So what do we get out of this?  We get both dimension reduction and clusters.

Dimension reduction is achieved by mapping higher-d observations into lower-d based on which node of the grid they are closest to.  Each node in our example grid can be thought of as a 2d coordinate, we can assign this 2d locationg to our 3d observations.  We can adjust the number of nodes to have different levels of granularity in our reduced dimensions.

Clusters are acheived very similarly to k-means.  Cluster labels can be assigned to points based on what node they are closest to.

## Example

Build a completely random dataset.

* Set a seed to make the dataset reproducible
* Use np.random.random() to generate a dataset with 15 rows and 3 columns
* Put this data into a dataframe.  Name the columns `['x0', 'x1', 'x2']`

Plot all three columns of the dataframe at once using `px.scatter_3d`

Create a `MiniSom` instance
* Set a `random_seed` when creating the instance
* Train it using `train_random` with 100 iterations

In [None]:
n_cols = df.shape[1]

Inspect the 'weights' using `.get_weights()`.  What do these represent?

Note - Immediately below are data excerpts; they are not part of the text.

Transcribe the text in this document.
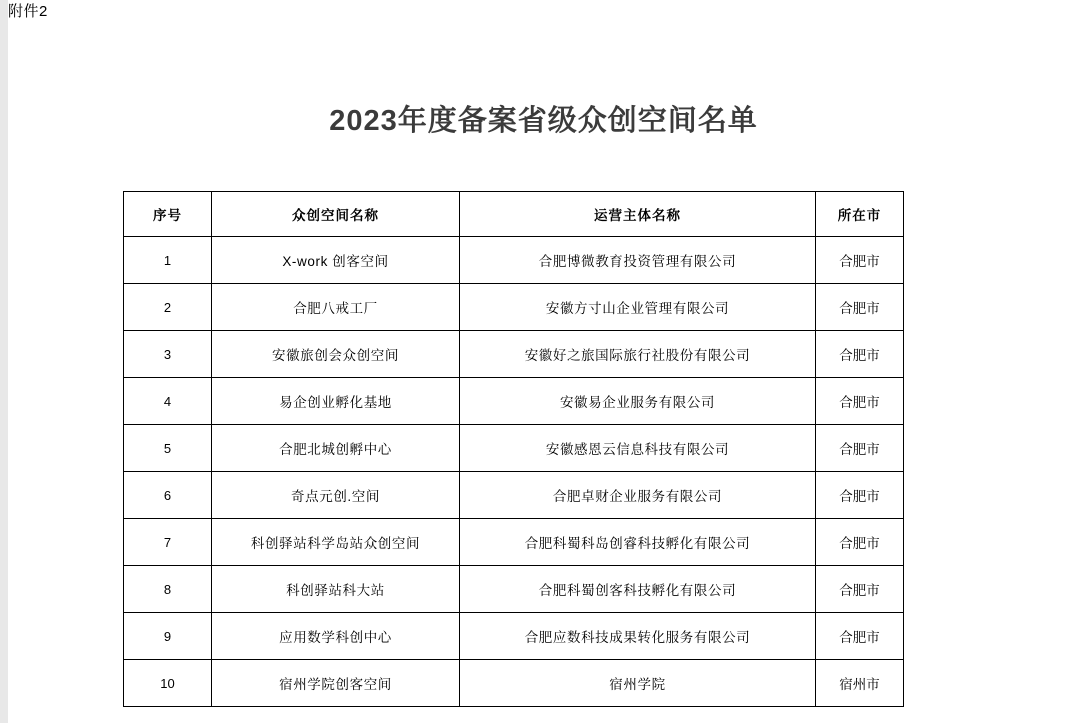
附件2
2023年度备案省级众创空间名单
序号	众创空间名称	运营主体名称	所在市
1	X-work 创客空间	合肥博微教育投资管理有限公司	合肥市
2	合肥八戒工厂	安徽方寸山企业管理有限公司	合肥市
3	安徽旅创会众创空间	安徽好之旅国际旅行社股份有限公司	合肥市
4	易企创业孵化基地	安徽易企业服务有限公司	合肥市
5	合肥北城创孵中心	安徽感恩云信息科技有限公司	合肥市
6	奇点元创.空间	合肥卓财企业服务有限公司	合肥市
7	科创驿站科学岛站众创空间	合肥科蜀科岛创睿科技孵化有限公司	合肥市
8	科创驿站科大站	合肥科蜀创客科技孵化有限公司	合肥市
9	应用数学科创中心	合肥应数科技成果转化服务有限公司	合肥市
10	宿州学院创客空间	宿州学院	宿州市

Our weights are arranged in a 2d grid, so the first weight might be at position (0, 0) and we have a weight at position (2, 3) etc.

Find the closest weight vector to the first row in the dataframe (this closest weight vector is called the 'winner').  What position is this weight at?

What are the corresponding values to the weight vector at that winning location?  What do these values represent?

Print out the data of the first row of the dataframe.  Based on these values, does the winner seem to make sense?

Iterate over the rows in the dataframe, and find the winner for each row.
* Store the x and y locations for each winner
* Create columns in your data from for `['winner_x', 'winner_y', 'winner_id']`

Aggregate the dataframe by all of the winning columns, and count how many observations belong to each winner.

Who was the biggest winner?
Did any weight vectors never win?

Make a 2d scatter plot using the aggregated dataframe.  Use the `winner_x` & `winner_y` as the axes.  Size by the number of observations belonging to each winner.

Make a 3d scatter plot of the original data and color by the `winner_id`.  Do the groupings make sense?

We can plot the weight vectors in our higher dimensional space as well, but this gets pretty busy.  It could be prettied up with more complex pre-processing.

In [None]:
weight_df = pd.DataFrame(weights.reshape(9, n_cols))
weight_df.columns = [f"x{i}" for i in range(n_cols)]
weight_df["winner_id"] = "weight_vector"

plot_df = pd.concat((df, weight_df), sort=False)

plot_df["type"] = plot_df["winner_id"]
plot_df.loc[plot_df["type"] != "weight_vector", "type"] = "observation"
plot_df["size"] = plot_df["type"].replace({"weight_vector": 5, "observation": 15})

px.scatter_3d(plot_df, "x0", "x1", "x2", color="winner_id", symbol="type", size="size")